I bought a small set of Porter Cable Forstner drill bits a few years ago, and always tried to use them with my drill press. I had to drill a 5/8″ hole in relatively thin polypropylene plastic today, and was reminded as to why I preferred to use them with a drill press.
Forstner drill bits need stability and pressure to create smooth-walled and flat-bottomed holes. They can be used in a cordless drill, but sometimes with mixed results.
For a while, the bit just spun and spun, heating the plastic. I applied more pressure than I usually do with other drill bits, and eventually the bit started cutting and worked its way through the plastic
The result? A very clean-cut hole. I was a little surprised.
I ordered two more bits – one Freud bit, and a Freud Precision Shear bit, to see which I like better for use on wood and soft plastic. I can’t see a cutting edge profile of the regular bits, but the Precision Shear bits have a serrated edge – which aren’t quite teeth.
If either performs better than my Porter Cable bits, I’ll probably be upgrading soon. I’ve been coming across more and more projects where I need in-between sizes, forcing me to use something else I have on hand, such as spade bits or hole saws.
Okay, I know it’s a little weird to be talking about Forstner bits and plastic. So let’s get back to talking about Forstner bits and their woodworking applications.
Sometimes they’re used to create counterbores for below-the-surface lag bolts.
Or to accommodate dowels or round tenons in furniture and home construction products.
They can be used to create straight holes, or can enter wood at an angle.
A lot of the time, Forstner drill bits are used to create flat-bottom holes that don’t go all the way through a wooden panel or board, but they can be used for through-holes too.
And when used to drill through-holes, better Forstner bits cut cleanly, with minimal or no tearout, even when you might not have a sacrificial backing board.
I’ve been using my Porter Cable bits for a while, and I know there are better Forstner drill bits out there, but I’ve got no regrets. I spent $20-30 on the 7pc bit set, which is a good value. In contrast, the 2 Freud bits I just bought cost me $22.

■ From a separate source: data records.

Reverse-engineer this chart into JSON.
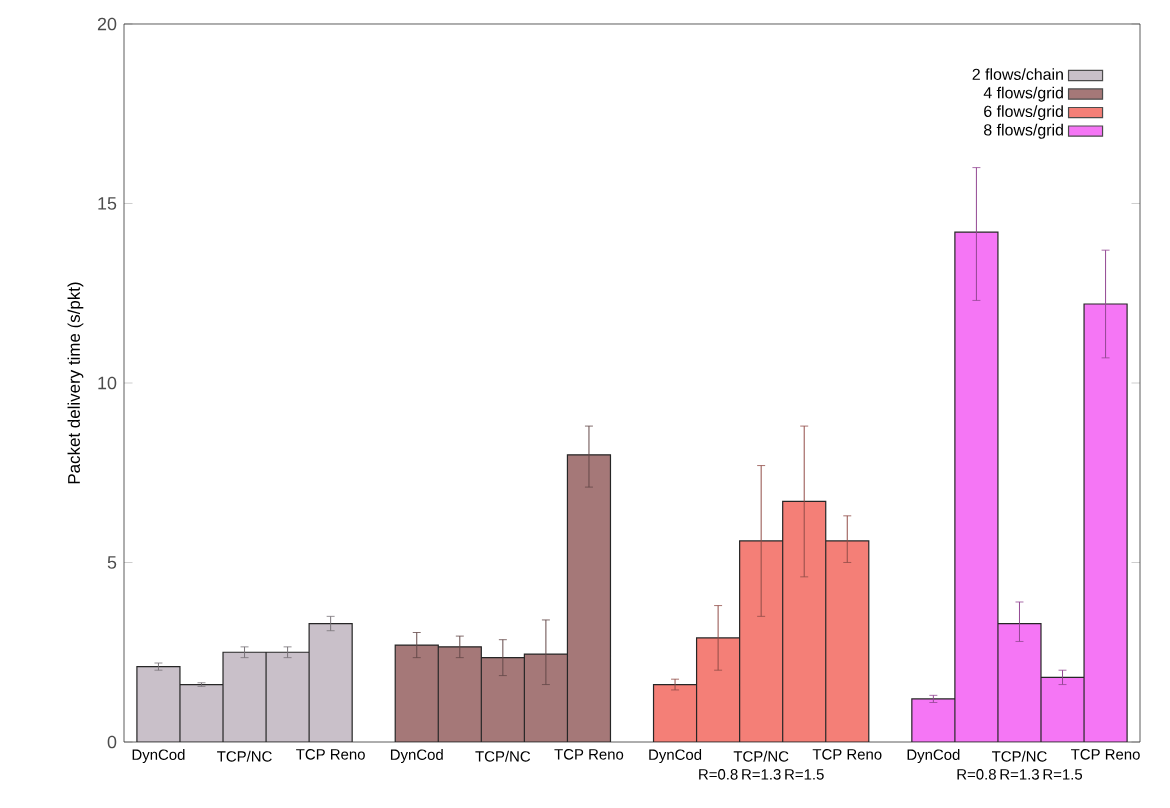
{
  "chart_data": {
    "type": "bar",
    "ylabel": "Packet delivery time (s/pkt)",
    "categories": [
      "DynCod",
      null,
      "TCP/NC",
      null,
      "TCP Reno",
      null,
      "DynCod",
      null,
      "TCP/NC",
      null,
      "TCP Reno",
      null,
      "DynCod",
      "R=0.8",
      "TCP/NC R=1.3",
      "R=1.5",
      "TCP Reno",
      null,
      "DynCod",
      "R=0.8",
      "TCP/NC R=1.3",
      "R=1.5",
      "TCP Reno"
    ],
    "series": [
      {
        "name": "2 flows/chain",
        "color": "#c9c0c9",
        "values": [
          2.1,
          1.6,
          2.5,
          2.5,
          3.3,
          null,
          null,
          null,
          null,
          null,
          null,
          null,
          null,
          null,
          null,
          null,
          null,
          null,
          null,
          null,
          null,
          null,
          null
        ],
        "errors": [
          0.1,
          0.05,
          0.15,
          0.15,
          0.2,
          null,
          null,
          null,
          null,
          null,
          null,
          null,
          null,
          null,
          null,
          null,
          null,
          null,
          null,
          null,
          null,
          null,
          null
        ]
      },
      {
        "name": "4 flows/grid",
        "color": "#a57878",
        "values": [
          null,
          null,
          null,
          null,
          null,
          null,
          2.7,
          2.65,
          2.35,
          2.45,
          8.0,
          null,
          null,
          null,
          null,
          null,
          null,
          null,
          null,
          null,
          null,
          null,
          null
        ],
        "errors": [
          null,
          null,
          null,
          null,
          null,
          null,
          0.35,
          0.3,
          0.5,
          [
            1.6,
            3.4
          ],
          [
            7.1,
            8.8
          ],
          null,
          null,
          null,
          null,
          null,
          null,
          null,
          null,
          null,
          null,
          null,
          null
        ]
      },
      {
        "name": "6 flows/grid",
        "color": "#f47f77",
        "values": [
          null,
          null,
          null,
          null,
          null,
          null,
          null,
          null,
          null,
          null,
          null,
          null,
          1.6,
          2.9,
          5.6,
          6.7,
          5.6,
          null,
          null,
          null,
          null,
          null,
          null
        ],
        "errors": [
          null,
          null,
          null,
          null,
          null,
          null,
          null,
          null,
          null,
          null,
          null,
          null,
          0.15,
          [
            2.0,
            3.8
          ],
          [
            3.5,
            7.7
          ],
          [
            4.6,
            8.8
          ],
          [
            5.0,
            6.3
          ],
          null,
          null,
          null,
          null,
          null,
          null
        ]
      },
      {
        "name": "8 flows/grid",
        "color": "#f576f5",
        "values": [
          null,
          null,
          null,
          null,
          null,
          null,
          null,
          null,
          null,
          null,
          null,
          null,
          null,
          null,
          null,
          null,
          null,
          null,
          1.2,
          14.2,
          3.3,
          1.8,
          12.2
        ],
        "errors": [
          null,
          null,
          null,
          null,
          null,
          null,
          null,
          null,
          null,
          null,
          null,
          null,
          null,
          null,
          null,
          null,
          null,
          null,
          0.1,
          [
            12.3,
            16.0
          ],
          [
            2.8,
            3.9
          ],
          [
            1.6,
            2.0
          ],
          [
            10.7,
            13.7
          ]
        ]
      }
    ],
    "ylim": [
      0,
      20
    ],
    "yticks": [
      0,
      5,
      10,
      15,
      20
    ],
    "legend": "top right"
  }
}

The larger of the 2 Freud bits I just bought is 1-1/4″ in size. The one shown at the top of the page is a lot wider, but I liked the way it showed off the Freud “Precision Shear” serrated edge profile.
For the briefest of moments, I considered buying a Festool Zobo set (via Amazon), but I just can’t justify the price – $233 for a 5-piece imperial size bit set. If I used Forstner drill bits daily, I probably still couldn’t justify it. $255 for a 5 bit set!!!
Freud’s sets are also a bit pricey, but I figure I’ll buy one or two sizes as needed and then upgrade when I can justify it.
Today was one of the rare times I’ve used a Forstner bit to drill straight through a workpiece. As an aside, I don’t recall ever using Forstner bits on plastic before – today was the first opportunity, as I couldn’t find a hole saw or jobbers bit of the right size.
But, I feel as if I’m seeing Forstner bits in a new light.
That brings me to my question: which are your favorite Forstner drill bits? Do you find yourself using Forstner bits for through-holes too?
Buy Now(via Amazon)
Has anyone used MLCS’s Forstner bits? They carry far more sizes than any other Forstner drill bit brand I looked at. I really need a 1-3/16″ size, but have to make do with 1-1/4″ because I wanted to go with Freud and need the bits pretty quickly (thank you Amazon Prime!).
In a lot of woodworking forums, you’ll see Famag and their Bormax bits touted a lot. What do you think of that brand?